Jordan ranks eighth out of 37 countries in the world with resources of organic-rich sediment, exceeding 65 billion tons of oil shale deposits [2]. Upper Cretaceous-Eocene sediments across Jordanian basins host a number of organic matter-rich strata, such as bituminous carbonates, marls, chalky marles, and chalks [3]. All of these oil resources are considered to be of high quality [4,5,6,7].
A number of researchers have assessed the origin, paleodepositional, climatic, and geochemical circumstances of organic matter, as well as the potential for petroleum generation potential of these sediments based on geochemical analyses and microscopic investigations [8,9,10,11,12]. Most of the Upper Cretaceous and Eocene sediments in Jordan’s central and northern areas are organic-rich with high TOC content (up to 10 wt%). These were deposited in marine anoxic environments and received considerable alginite materials [13,14,15]. While Hakimi et al. [3, 6] reported the occurrence of a variety of organic materials within the Maastrichtian oil-shales recovered from the northern and central Jordan, little is known about the organic-rich sediments found in the Upper Cretaceous successions of northern Jordan, especially those from the Cenomanian–Turonian ages, which is the primary objective of this study.
The current research focuses on the Upper Cretaceous organic-rich carbonates (Cenomanian–Turonian), particularly those of the Shu’ayb Formation in the Ajloun area in northern Jordan (Fig. 1).
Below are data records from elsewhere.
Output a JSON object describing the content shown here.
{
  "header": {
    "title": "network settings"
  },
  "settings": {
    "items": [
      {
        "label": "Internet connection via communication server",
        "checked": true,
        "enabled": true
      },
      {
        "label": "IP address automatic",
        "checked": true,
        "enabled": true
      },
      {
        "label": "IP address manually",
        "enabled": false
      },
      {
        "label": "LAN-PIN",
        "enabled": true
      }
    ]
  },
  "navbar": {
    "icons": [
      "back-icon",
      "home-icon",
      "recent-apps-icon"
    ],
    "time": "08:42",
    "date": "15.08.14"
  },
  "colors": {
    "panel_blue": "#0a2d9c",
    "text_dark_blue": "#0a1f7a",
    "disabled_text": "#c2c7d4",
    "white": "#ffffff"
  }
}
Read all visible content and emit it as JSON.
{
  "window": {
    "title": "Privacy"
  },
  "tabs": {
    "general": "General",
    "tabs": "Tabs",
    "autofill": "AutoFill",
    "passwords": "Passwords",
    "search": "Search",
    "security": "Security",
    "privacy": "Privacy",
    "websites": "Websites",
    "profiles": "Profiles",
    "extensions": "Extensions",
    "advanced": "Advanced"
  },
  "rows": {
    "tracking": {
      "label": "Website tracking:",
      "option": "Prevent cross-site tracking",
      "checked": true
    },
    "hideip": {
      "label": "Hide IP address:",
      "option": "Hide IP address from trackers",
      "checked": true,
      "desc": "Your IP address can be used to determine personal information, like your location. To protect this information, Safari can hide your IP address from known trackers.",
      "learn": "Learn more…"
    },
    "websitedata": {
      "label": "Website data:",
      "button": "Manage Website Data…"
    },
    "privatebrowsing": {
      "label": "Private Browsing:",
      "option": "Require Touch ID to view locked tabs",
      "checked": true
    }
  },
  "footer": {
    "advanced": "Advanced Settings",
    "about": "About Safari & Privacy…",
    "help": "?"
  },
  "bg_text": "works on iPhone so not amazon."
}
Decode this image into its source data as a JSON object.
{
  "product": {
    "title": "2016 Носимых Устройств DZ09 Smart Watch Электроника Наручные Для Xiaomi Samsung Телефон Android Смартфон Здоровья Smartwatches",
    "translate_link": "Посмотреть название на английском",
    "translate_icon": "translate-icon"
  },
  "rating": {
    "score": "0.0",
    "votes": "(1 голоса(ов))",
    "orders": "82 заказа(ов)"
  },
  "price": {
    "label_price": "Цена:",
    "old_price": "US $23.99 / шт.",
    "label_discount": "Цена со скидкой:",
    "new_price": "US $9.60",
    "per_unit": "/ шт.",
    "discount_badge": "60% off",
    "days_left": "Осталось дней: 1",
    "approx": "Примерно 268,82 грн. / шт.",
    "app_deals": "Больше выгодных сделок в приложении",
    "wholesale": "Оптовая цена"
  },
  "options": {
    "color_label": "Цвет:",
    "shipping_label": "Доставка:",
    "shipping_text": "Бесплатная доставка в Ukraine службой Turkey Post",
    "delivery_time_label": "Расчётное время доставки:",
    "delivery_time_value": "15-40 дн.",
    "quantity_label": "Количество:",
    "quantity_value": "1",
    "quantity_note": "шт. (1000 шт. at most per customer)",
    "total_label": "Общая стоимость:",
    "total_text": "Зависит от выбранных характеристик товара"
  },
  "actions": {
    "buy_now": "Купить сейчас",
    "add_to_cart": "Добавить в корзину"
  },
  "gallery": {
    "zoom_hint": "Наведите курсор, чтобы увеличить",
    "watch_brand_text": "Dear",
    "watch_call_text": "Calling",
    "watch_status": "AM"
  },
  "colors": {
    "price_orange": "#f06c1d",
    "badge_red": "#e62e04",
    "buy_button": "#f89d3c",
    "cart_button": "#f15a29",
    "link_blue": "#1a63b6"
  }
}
Multi-geochemical methods and microscopic investigations are combined to characterize the organic matter and determine its petroleum generative potential. Additionally, this study discusses the utility of bulk kinetic results to predict maximum geological temperatures for oil generation.
2 Geological Setting
Major shifts in the depositional environment associated with changes in the tectonic setting of the north-western margin of the Arabian Plate marked the Cenomanian in Jordan. These shifts are recognized by changes in the type of sediment deposited during that time [16]. At the Cenomanian–Turonian boundary, organic matter-rich sediments were deposited in the Wades Mujib and Ajloun sites. The studied Cenomanian–Turonian sediments represent inner and mid- shelf [17] which overlie the shallow sub-tidal and supra-tidal platform sediments of the Cenomanianage [18, 19].
The Wadi Ajloun area in the northern part of Jordan is filled with Upper Cretaceous rocks, ranging from Cenomanian to Turonian in age (Fig. 2). The Upper Cretaceous rock units are known as the Ajloun group [20]. The group comprises several formations listed from oldest to youngest as follows: (1) Fuhays, (2) Hummar, and (3) Shu’ayb (Fig. 1B). The Ajloun sediments primarily consist of soft marl, marly limestone, and shale with thinner and harder interbedded limestone [20]. The Fuhays Formation was deposited in the early Cenomanian and consists primarily of marly sediments [21]. This formation underlies the upper Cenomanian Hummar Formation, which mainly consists of hard to massive dolomitic limestone and some intercalations of softer, marly to chalky beds [21].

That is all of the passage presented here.